When PMS parent Ghezal Beliakoff saw the video, she was outraged and posted it on social media asking people to identify the perpetrator. "Up to this point, my daughter would talk about fights (at PMS) and I didn't know (the extent)," Beliakoff said. "Then the video was posted two weeks later."
"It was straight out assault," Beliakoff said. "I went to the police station saying I want to press charges. I want to hire a lawyer and I want to press charges against this girl."
The Pleasanton Police Department doesn't have the authority in this case, though. The school district is responsible for students from the time they get to school until they return home -- on and off campus.
Of course, some incidents will rise to the level of law enforcement being brought in. But how officers respond to calls involving students and the outcomes are not "prescriptive," explained PPD Chief David Swing.
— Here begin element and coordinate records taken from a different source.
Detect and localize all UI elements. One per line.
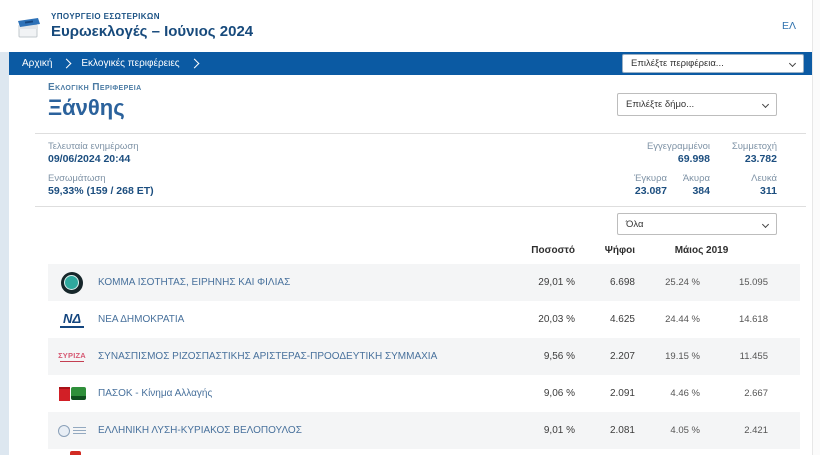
- party-prev-percent: 24.44 %: [665, 314, 700, 325]
- results-filter-select[interactable]: Όλα: [617, 213, 777, 235]
- municipality-select-value: Επιλέξτε δήμο...: [626, 99, 695, 110]
- party-row[interactable]: ΠΑΣΟΚ - Κίνημα Αλλαγής 9,06 % 2.091 4.46…: [48, 375, 800, 412]
- region-select-value: Επιλέξτε περιφέρεια...: [631, 58, 724, 69]
- blank-value: 311: [760, 185, 777, 197]
- party-percent: 9,01 %: [543, 425, 575, 436]
- results-rows: ΚΟΜΜΑ ΙΣΟΤΗΤΑΣ, ΕΙΡΗΝΗΣ ΚΑΙ ΦΙΛΙΑΣ 29,01…: [48, 264, 800, 455]
- party-logo-kief: [58, 270, 86, 296]
- stats-right: Εγγεγραμμένοι Συμμετοχή 69.998 23.782 Έγ…: [567, 141, 777, 198]
- integration-label: Ενσωμάτωση: [48, 173, 106, 184]
- party-row[interactable]: ΚΟΜΜΑ ΙΣΟΤΗΤΑΣ, ΕΙΡΗΝΗΣ ΚΑΙ ΦΙΛΙΑΣ 29,01…: [48, 264, 800, 301]
- breadcrumb-electoral-regions[interactable]: Εκλογικές περιφέρειες: [81, 58, 180, 69]
- registered-value: 69.998: [677, 153, 710, 165]
- party-logo-nd: ΝΔ: [58, 307, 86, 333]
- party-votes: 2.207: [609, 351, 635, 362]
- party-row[interactable]: ΕΛΛΗΝΙΚΗ ΛΥΣΗ-ΚΥΡΙΑΚΟΣ ΒΕΛΟΠΟΥΛΟΣ 9,01 %…: [48, 412, 800, 449]
- valid-label: Έγκυρα: [633, 173, 667, 184]
- party-prev-percent: 25.24 %: [665, 277, 700, 288]
- scrollbar-track[interactable]: [812, 0, 820, 455]
- region-label: Εκλογική Περιφέρεια: [48, 82, 142, 93]
- registered-label: Εγγεγραμμένοι: [646, 141, 710, 152]
- invalid-label: Άκυρα: [682, 173, 710, 184]
- ballot-box-icon: [15, 13, 43, 41]
- party-name: ΣΥΝΑΣΠΙΣΜΟΣ ΡΙΖΟΣΠΑΣΤΙΚΗΣ ΑΡΙΣΤΕΡΑΣ-ΠΡΟΟ…: [98, 351, 438, 362]
- results-table-header: Ποσοστό Ψήφοι Μάιος 2019: [48, 245, 800, 256]
- chevron-right-icon: [61, 58, 72, 69]
- party-prev-votes: 2.667: [744, 388, 768, 399]
- party-row[interactable]: ΝΔ ΝΕΑ ΔΗΜΟΚΡΑΤΙΑ 20,03 % 4.625 24.44 % …: [48, 301, 800, 338]
- party-percent: 9,06 %: [543, 388, 575, 399]
- chevron-down-icon: [761, 220, 770, 228]
- party-votes: 6.698: [609, 277, 635, 288]
- party-logo-syriza: ΣΥΡΙΖΑ: [58, 344, 86, 370]
- party-prev-votes: 15.095: [738, 277, 768, 288]
- party-percent: 20,03 %: [538, 314, 575, 325]
- language-toggle[interactable]: ΕΛ: [781, 20, 796, 32]
- party-cell: ΚΟΜΜΑ ΙΣΟΤΗΤΑΣ, ΕΙΡΗΝΗΣ ΚΑΙ ΦΙΛΙΑΣ: [58, 270, 480, 296]
- party-name: ΠΑΣΟΚ - Κίνημα Αλλαγής: [98, 388, 213, 399]
- party-prev-votes: 11.455: [739, 351, 768, 362]
- invalid-value: 384: [692, 185, 710, 197]
- last-update-value: 09/06/2024 20:44: [48, 153, 131, 165]
- divider: [35, 133, 806, 134]
- party-name: ΝΕΑ ΔΗΜΟΚΡΑΤΙΑ: [98, 314, 185, 325]
- results-filter-value: Όλα: [626, 218, 644, 230]
- app-header: ΥΠΟΥΡΓΕΙΟ ΕΣΩΤΕΡΙΚΩΝ Ευρωεκλογές – Ιούνι…: [9, 0, 812, 52]
- turnout-value: 23.782: [744, 153, 777, 165]
- party-votes: 4.625: [609, 314, 635, 325]
- header-votes: Ψήφοι: [604, 245, 635, 256]
- header-may-2019: Μάιος 2019: [674, 245, 729, 256]
- party-prev-votes: 14.618: [738, 314, 768, 325]
- page-title: Ευρωεκλογές – Ιούνιος 2024: [51, 23, 254, 40]
- party-name: ΕΛΛΗΝΙΚΗ ΛΥΣΗ-ΚΥΡΙΑΚΟΣ ΒΕΛΟΠΟΥΛΟΣ: [98, 425, 302, 436]
- party-prev-percent: 4.46 %: [670, 388, 700, 399]
- party-votes: 2.091: [609, 388, 635, 399]
- region-select[interactable]: Επιλέξτε περιφέρεια...: [622, 54, 804, 73]
- party-cell: ΣΥΡΙΖΑ ΣΥΝΑΣΠΙΣΜΟΣ ΡΙΖΟΣΠΑΣΤΙΚΗΣ ΑΡΙΣΤΕΡ…: [58, 344, 480, 370]
- party-percent: 9,56 %: [543, 351, 575, 362]
- party-logo-kke-partial: [70, 451, 81, 455]
- party-prev-percent: 4.05 %: [670, 425, 700, 436]
- municipality-select[interactable]: Επιλέξτε δήμο...: [617, 93, 777, 116]
- breadcrumb-home[interactable]: Αρχική: [22, 58, 53, 69]
- header-percent: Ποσοστό: [531, 245, 575, 256]
- header-titles: ΥΠΟΥΡΓΕΙΟ ΕΣΩΤΕΡΙΚΩΝ Ευρωεκλογές – Ιούνι…: [51, 12, 253, 40]
- blank-label: Λευκά: [751, 173, 777, 184]
- integration-value: 59,33% (159 / 268 ΕΤ): [48, 185, 154, 197]
- party-votes: 2.081: [609, 425, 635, 436]
- party-prev-percent: 19.15 %: [665, 351, 700, 362]
- stats-panel: Τελευταία ενημέρωση 09/06/2024 20:44 Ενσ…: [48, 141, 777, 201]
- party-logo-elliniki-lysi: [58, 418, 86, 444]
- last-update-label: Τελευταία ενημέρωση: [48, 141, 139, 152]
- region-name: Ξάνθης: [48, 95, 125, 120]
- party-cell: ΝΔ ΝΕΑ ΔΗΜΟΚΡΑΤΙΑ: [58, 307, 480, 333]
- party-row-partial[interactable]: [48, 449, 800, 455]
- region-heading: Εκλογική Περιφέρεια Ξάνθης: [48, 82, 142, 121]
- chevron-right-icon: [189, 58, 200, 69]
- party-percent: 29,01 %: [538, 277, 575, 288]
- party-prev-votes: 2.421: [744, 425, 768, 436]
- breadcrumb: Αρχική Εκλογικές περιφέρειες Επιλέξτε πε…: [9, 52, 812, 75]
- valid-value: 23.087: [634, 185, 667, 197]
- stats-left: Τελευταία ενημέρωση 09/06/2024 20:44 Ενσ…: [48, 141, 777, 198]
- party-cell: ΕΛΛΗΝΙΚΗ ΛΥΣΗ-ΚΥΡΙΑΚΟΣ ΒΕΛΟΠΟΥΛΟΣ: [58, 418, 480, 444]
- turnout-label: Συμμετοχή: [731, 141, 777, 152]
- ministry-label: ΥΠΟΥΡΓΕΙΟ ΕΣΩΤΕΡΙΚΩΝ: [51, 12, 160, 21]
- divider: [35, 206, 806, 207]
- party-row[interactable]: ΣΥΡΙΖΑ ΣΥΝΑΣΠΙΣΜΟΣ ΡΙΖΟΣΠΑΣΤΙΚΗΣ ΑΡΙΣΤΕΡ…: [48, 338, 800, 375]
- party-cell: ΠΑΣΟΚ - Κίνημα Αλλαγής: [58, 381, 480, 407]
- chevron-down-icon: [788, 59, 797, 68]
- party-logo-pasok: [58, 381, 86, 407]
- party-name: ΚΟΜΜΑ ΙΣΟΤΗΤΑΣ, ΕΙΡΗΝΗΣ ΚΑΙ ΦΙΛΙΑΣ: [98, 277, 291, 288]
- chevron-down-icon: [761, 100, 770, 109]
- left-edge-strip: [0, 52, 9, 455]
"There are several factors (when) our officers respond to a call," Swing said. "Age is certainly a consideration, the totality of the circumstances, the intent of the law, those are all different factors officers take into consideration."
PPD Lt. Erik Silacci said in cases such as fights, there could be police and school consequences depending on the student's age but noted that people under the age of 14 are generally not arrested per California Penal Code.
"The goal of the juvenile justice system is to focus on rehabilitation," Silacci said.
But the wheels of justice -- even "restorative justice" -- turn slowly.
Patrick Gannon, director of communications for the Pleasanton Unified School District, said something that stuck with me. He said, "Social media can amplify a single incident exponentially."
It definitely did in this case.
The fact it was posted over a weekend added fuel to the fire. It's only natural that viewers wanted immediate action and definitive consequences. When that didn't happen, they got frustrated, causing further amplification.
PMS principal Joe Nguyen did send an email the day after the altercation, most likely before the video was posted. It said, in part, "This behavior is unacceptable ... We have identified the students and will hold them accountable..."
But only the school community received it, so everyone else had several days to stew and ask why nothing was being done.
"We take student discipline seriously," Ed Diolazo, PUSD's deputy superintendent of student support services, told me. "Because we are educators first, we need to consider consequences in terms of what will support all students involved both socially and emotionally as they learn and mature into adults. We follow a well-defined process and investigate each instance thoroughly in order to determine the appropriate outcome for students."
The well-defined process is based on the California Education Code; it starts with an investigation, which can take weeks or months.
We want the people who are making decisions with children involved to take their time. They only have one shot at getting it right, and they need to get it right.
In his email, Nguyen also addressed another aspect of this awful situation that shocked viewers: the bystanders videotaping, cheering and high-fiving. He implored caregivers to remind their students that if they see something, they should say something.
"Taking videos has become a natural response whenever something occurs within the community," Nguyen wrote. "We ask that students not promote inappropriate behavior by taking videos or urging peers to encourage the wrong behavior."
"I've been here for almost 14 years. This is my home," Beliakoff said. "We choose to live here because of the environment and because of the safety and it's completely being taken away from us."
There is no doubt this incident rocked our community and made us fearful -- for ourselves and our children. Nguyen encouraged students if they see something they should say something. That's good advice for everyone as we restore our sense of safety and work together to ensure this never happens again.